A mutant form of the enzyme isocitrate dehydrogenase 1 (IDH1) is a well-established drug target for pancreatic cancer. According to Dr. Winter, however, the “wild-type” enzyme produced by the IDH1 gene—not the mutant type—predominates in 99% of cancers. A wild-type enzyme is the standard form of an enzyme found in nature, possessing its original structure and typical function.
Dr. Winter says the wild-type of IDH1 is especially important for cancer cell survival in the nutrient-limited tumor microenvironment, which is a hallmark of pancreatic cancer. He and his colleagues, therefore, set out to target the wild-type enzyme and have developed a series and a lead compound of wild-type IDH1 inhibitors.
“My clinical and research interests have always been around pancreatic cancer,” Dr. Winter says. “It’s the hardest cancer to treat, it’s the most lethal cancer, and it’s a cancer where there are no effective novel therapies. So there’s a void in the clinical space for novel drugs, and there’s an opportunity to make a big impact.”
The next steps in Dr. Winters’ research include taking the promising data from murine studies of the lead compound and continuing to carry out pre-IND protocols to prepare for the clinic.

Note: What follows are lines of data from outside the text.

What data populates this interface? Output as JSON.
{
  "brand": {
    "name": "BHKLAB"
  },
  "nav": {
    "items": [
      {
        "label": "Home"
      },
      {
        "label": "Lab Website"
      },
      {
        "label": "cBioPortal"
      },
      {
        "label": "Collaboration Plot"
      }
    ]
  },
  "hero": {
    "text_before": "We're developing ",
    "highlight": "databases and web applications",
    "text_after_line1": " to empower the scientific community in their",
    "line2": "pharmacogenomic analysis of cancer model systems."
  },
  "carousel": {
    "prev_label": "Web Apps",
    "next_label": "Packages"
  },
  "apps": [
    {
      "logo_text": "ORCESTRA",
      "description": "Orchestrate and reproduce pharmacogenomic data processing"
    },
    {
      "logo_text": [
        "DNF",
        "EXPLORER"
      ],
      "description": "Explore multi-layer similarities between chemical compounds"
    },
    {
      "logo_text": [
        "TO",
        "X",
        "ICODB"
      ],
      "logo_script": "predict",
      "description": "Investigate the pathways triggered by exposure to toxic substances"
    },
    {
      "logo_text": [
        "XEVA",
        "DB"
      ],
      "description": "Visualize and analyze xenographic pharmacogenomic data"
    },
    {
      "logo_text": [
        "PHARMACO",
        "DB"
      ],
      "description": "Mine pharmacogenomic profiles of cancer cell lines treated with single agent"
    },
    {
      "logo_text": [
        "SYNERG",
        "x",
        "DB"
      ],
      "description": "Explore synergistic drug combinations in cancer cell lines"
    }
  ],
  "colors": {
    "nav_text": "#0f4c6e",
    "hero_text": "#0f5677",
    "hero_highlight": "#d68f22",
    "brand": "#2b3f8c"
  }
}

“The ultimate goal is to cure pancreatic cancer, but I think it would be a major victory for Harrington Discovery Institute, for my lab, and for this project if our lead compound could progress through clinical trials and demonstrate efficacy in improving survival in patients,” Dr. Winter says.
"We want to help people with this very aggressive disease and provide them with better treatment options. That's what drives us from day to day."